In regards to extending the lock period to 62 days, it is personally the first time that I am hearing about such. I did look up a domain that landed today at Epik, and the release date of the lock is 2022-01-13 which is in fact 60 days from today (UTC).

Although I do not quite know how the calculation is made in terms of code (days vs hours), I could picture that there can be some confusion when it comes to different timezones, though if that's the case, it wouldn't be by 2 days, at max, by a couple of hours (that could eventually mean 1 "day").

Lastly, if both the buyer and the seller have gone through KYC AND/OR are at least established Epik customers, the decision to waive the lock may be easier.

I understand where you guys are coming from but I don't buy the argument. Other registrars allow it so it just comes down to epiks risk assessment. I get it, small time registrar, can't take much risk.

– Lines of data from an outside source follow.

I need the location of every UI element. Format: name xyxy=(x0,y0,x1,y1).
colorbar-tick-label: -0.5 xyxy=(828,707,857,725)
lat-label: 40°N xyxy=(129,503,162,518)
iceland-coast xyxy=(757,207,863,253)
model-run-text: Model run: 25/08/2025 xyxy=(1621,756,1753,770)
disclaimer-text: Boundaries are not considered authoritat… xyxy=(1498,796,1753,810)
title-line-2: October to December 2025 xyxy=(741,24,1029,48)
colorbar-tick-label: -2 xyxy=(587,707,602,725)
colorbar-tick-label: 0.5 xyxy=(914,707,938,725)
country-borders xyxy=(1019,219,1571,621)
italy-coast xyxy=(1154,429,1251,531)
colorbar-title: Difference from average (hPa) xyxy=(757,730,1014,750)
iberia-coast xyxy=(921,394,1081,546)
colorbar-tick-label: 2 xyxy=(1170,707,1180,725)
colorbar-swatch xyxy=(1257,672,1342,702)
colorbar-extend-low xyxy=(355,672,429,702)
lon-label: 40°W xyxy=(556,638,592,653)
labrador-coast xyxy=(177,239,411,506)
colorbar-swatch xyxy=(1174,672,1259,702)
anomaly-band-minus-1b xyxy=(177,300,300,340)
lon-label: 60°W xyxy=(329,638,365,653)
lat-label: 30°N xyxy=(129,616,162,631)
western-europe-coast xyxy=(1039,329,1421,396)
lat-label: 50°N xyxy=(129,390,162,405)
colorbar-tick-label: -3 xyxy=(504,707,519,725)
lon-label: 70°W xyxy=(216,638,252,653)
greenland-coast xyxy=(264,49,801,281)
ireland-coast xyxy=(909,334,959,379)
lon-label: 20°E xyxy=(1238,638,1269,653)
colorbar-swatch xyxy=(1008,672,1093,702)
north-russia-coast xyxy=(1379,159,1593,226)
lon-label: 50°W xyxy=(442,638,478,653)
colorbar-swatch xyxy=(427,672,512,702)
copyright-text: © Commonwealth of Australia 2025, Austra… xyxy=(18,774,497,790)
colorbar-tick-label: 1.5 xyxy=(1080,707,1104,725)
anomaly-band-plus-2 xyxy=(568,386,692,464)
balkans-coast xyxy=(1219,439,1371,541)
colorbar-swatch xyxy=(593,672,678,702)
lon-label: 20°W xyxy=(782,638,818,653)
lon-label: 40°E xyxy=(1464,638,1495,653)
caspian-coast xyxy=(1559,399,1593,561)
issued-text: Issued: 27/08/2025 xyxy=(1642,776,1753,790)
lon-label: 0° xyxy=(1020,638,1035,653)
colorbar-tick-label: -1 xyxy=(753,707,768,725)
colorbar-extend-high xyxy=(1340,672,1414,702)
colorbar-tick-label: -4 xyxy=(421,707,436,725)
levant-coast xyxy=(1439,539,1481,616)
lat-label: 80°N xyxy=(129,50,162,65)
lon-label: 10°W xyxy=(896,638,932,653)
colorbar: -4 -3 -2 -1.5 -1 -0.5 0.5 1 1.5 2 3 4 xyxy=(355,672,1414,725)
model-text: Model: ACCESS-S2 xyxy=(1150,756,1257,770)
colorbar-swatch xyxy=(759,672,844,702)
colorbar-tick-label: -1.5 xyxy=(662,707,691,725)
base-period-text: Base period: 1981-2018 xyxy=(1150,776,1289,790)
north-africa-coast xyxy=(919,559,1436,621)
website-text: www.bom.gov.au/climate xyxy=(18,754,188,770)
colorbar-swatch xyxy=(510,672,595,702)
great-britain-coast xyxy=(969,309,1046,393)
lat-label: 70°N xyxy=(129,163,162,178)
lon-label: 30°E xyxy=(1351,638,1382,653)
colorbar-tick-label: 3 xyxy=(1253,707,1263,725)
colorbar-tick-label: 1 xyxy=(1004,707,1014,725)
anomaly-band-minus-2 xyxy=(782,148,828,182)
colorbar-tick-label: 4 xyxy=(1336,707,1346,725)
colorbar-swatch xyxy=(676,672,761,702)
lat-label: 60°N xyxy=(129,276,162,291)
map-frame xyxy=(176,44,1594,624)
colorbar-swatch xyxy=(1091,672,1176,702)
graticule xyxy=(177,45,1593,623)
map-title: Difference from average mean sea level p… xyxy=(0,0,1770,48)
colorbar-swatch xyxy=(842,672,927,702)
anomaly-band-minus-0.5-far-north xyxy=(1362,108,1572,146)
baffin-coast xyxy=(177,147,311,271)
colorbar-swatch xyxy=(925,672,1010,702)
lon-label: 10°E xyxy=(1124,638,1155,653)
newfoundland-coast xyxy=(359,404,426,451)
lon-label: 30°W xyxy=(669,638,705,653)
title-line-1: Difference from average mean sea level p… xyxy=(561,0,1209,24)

That being said. Just for info, I can't even be bothered anymore to get my own issue fixed at this point. Have always been using Cc & PP in my own name. Fully ID verified by your team (which I regret given recent events).

Epik has been positioning themselves as a domainer friendly registrar over the years, you have huge domainer portfolios under management. I'm quite disappointed that the one registrar I tried to build a personal relationship with turned into... The likes of netsol.

As for the 60 days... I noticed it's being discussed a lot on NP by highly trusted and experienced domainers/members. Might be worth it to lurk a bit over there.

Edit: don't take the complaint personally. You're just doing your job, can't change the direction the company is heading in. Appreciate you taking the time to engage!